More specifically, Simpson’s Paradox is a phenomenon in which a trend identified from a population is reversed when investigated at the sub-population levels. Think about that again – conclusions drawn from an overall set of data are not indicative of the behavior of the underlying subsets. This is a problem when relying on an overall value to summarize large sets of data.
What the Paradox Looks Like
For example, consider the following chart. You just released a patch and are checking to see if there was any impact on speed in your performance monitoring data.
What do you see? Seems like everything is going well since the patch went live.
But what happens when we take a deeper peek?
One of the many things to check is to make sure all servers updated to the release. In this example, the patch was rolled out to 3 servers: A, B, and C. Shading the scatterplot by responding server creates this chart:
The new chart hints that the servers may be performing differently. Trending by server makes this obvious:
While Server A and C’s response times are steady – it seems like a jump in response time happened to Server B after the release which was not clear when looking at the entire data set as one, in the first scatterplot.
Ops/DevOps vs. Simpson
Simpson’s Paradox is an excellent cautionary tale of the limitations Ops and DevOps hit when doing statistical analysis on performance data. While the above example may be a little over dramatized and simple to catch, Simpson’s Paradox becomes an issue when everyone is satisfied when the data meets a specific desired condition, instead of diving further. How many times have we missed something important by relying on an overall value?
Take this Real User Monitoring (RUM) story for example, the page’s speed improved as the traffic to the page increased several folds. You may be looking at data that appears to show an improvement in response times, but when a factor that always slows speeds is involved, like increased traffic, you need to dig deeper into the data for problems.
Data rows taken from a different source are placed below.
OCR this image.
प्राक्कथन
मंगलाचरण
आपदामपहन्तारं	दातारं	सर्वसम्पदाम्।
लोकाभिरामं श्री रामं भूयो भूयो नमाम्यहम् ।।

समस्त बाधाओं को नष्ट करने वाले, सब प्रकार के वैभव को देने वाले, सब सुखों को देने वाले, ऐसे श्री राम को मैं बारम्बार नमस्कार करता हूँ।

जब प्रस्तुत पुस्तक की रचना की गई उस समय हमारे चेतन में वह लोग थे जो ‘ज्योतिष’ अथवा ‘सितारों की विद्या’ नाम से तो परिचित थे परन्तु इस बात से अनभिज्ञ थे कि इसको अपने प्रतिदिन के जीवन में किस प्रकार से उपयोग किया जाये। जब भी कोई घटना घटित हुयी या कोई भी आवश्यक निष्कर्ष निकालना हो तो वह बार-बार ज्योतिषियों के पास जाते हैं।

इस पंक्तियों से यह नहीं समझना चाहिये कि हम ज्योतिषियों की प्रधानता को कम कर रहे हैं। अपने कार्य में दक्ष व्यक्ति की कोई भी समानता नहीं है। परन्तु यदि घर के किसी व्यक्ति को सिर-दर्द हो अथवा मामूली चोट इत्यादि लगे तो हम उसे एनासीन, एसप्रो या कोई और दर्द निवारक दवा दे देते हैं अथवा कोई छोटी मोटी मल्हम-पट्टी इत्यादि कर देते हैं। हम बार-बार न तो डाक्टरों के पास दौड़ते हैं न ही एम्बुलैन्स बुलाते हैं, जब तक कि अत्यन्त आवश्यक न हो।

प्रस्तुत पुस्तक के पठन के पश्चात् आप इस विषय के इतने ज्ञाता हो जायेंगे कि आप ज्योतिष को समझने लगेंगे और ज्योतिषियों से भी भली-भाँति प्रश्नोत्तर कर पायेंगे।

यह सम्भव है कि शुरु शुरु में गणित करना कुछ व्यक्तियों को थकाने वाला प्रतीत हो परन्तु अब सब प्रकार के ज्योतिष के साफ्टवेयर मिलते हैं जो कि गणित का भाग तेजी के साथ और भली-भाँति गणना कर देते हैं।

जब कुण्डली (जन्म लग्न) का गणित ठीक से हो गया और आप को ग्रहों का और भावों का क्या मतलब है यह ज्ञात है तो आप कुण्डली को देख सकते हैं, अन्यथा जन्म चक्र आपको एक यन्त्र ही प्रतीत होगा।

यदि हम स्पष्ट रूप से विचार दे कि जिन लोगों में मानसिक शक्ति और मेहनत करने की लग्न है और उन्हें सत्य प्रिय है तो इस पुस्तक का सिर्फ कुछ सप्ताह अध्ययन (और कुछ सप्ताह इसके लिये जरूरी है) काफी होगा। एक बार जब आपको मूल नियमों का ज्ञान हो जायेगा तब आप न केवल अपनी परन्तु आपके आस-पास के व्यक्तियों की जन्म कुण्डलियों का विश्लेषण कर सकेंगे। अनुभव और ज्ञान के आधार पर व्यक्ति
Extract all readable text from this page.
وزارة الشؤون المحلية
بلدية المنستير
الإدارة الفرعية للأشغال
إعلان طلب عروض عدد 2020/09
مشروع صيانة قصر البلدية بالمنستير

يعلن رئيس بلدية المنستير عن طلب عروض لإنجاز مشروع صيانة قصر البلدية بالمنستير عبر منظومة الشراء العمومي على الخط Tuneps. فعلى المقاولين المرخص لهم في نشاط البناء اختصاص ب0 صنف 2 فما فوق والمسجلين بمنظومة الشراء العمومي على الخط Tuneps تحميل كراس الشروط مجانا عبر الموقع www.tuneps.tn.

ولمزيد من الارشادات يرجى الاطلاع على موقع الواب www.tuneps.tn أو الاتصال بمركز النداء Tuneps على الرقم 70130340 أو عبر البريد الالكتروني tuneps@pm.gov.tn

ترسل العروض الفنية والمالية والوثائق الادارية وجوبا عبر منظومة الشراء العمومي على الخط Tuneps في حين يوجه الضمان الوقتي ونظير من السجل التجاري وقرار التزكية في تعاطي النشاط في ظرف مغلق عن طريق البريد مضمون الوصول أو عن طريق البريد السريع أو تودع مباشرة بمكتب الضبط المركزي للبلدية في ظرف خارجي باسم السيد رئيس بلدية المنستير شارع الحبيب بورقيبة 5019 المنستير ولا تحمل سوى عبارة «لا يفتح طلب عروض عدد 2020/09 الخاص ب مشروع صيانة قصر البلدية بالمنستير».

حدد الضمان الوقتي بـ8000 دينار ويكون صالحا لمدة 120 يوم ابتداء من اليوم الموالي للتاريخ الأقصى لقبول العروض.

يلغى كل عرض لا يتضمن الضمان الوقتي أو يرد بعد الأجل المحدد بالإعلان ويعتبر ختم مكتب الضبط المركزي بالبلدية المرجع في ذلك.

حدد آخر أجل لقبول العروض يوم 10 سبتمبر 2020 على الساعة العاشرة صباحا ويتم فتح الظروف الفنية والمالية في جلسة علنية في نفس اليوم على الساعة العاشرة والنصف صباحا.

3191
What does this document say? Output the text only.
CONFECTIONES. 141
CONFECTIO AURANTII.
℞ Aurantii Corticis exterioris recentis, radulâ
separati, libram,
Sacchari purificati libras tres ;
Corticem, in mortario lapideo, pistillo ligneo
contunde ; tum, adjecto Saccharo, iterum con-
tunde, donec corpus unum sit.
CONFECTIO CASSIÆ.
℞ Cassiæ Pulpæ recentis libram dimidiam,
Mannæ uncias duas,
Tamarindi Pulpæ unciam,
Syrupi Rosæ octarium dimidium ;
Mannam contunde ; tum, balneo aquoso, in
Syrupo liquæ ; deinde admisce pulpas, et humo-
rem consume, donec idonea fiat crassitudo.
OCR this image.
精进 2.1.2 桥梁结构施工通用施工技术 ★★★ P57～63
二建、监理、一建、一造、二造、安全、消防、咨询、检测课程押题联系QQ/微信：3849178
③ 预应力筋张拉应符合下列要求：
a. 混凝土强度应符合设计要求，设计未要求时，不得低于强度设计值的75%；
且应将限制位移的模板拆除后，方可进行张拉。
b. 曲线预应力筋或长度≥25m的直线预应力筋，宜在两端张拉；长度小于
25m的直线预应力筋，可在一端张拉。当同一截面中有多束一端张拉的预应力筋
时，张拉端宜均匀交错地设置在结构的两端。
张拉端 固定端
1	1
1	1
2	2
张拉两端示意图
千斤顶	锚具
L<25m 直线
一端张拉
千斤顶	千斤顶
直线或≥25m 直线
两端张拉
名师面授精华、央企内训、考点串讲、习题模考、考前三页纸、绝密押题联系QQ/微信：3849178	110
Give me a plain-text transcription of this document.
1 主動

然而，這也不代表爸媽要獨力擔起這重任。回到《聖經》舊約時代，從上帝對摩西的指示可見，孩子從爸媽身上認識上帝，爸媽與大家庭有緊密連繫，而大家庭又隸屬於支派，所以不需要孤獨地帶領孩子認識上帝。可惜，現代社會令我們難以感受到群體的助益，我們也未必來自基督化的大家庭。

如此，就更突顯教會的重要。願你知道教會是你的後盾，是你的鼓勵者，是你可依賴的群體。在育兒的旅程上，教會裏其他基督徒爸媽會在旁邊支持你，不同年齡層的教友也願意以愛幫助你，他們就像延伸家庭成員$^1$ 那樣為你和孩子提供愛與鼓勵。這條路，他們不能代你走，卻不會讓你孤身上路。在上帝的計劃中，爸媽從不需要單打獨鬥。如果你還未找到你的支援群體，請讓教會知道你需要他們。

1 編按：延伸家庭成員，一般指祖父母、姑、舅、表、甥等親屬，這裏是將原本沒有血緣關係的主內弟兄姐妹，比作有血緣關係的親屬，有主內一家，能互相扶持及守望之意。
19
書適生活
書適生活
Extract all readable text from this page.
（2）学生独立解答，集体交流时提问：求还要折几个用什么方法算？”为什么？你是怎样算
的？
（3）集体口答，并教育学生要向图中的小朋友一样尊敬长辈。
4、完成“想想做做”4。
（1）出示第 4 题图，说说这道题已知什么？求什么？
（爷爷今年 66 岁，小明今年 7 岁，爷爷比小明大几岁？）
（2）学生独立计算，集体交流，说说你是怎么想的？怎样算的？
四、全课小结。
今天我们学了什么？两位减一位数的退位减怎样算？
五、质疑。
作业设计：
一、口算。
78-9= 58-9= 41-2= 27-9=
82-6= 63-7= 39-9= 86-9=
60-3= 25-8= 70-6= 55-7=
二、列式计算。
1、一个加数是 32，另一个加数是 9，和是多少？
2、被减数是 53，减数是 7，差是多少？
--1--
In Web Performance, we work with many different populations and combinations of data. For Synthetic testing, as the environment is controlled, you become familiar with the different sub-populations within your data. Slicing and dicing through edge-cases and subsets becomes a habit with time. Given that you’re aware of known correlations associated with specific events, you’re able to sense when the data doesn’t quite add up.
Remember, take caution when you read merged or aggregated data from different sub populations. Simpson could be lurking, and he might be telling you the wrong story.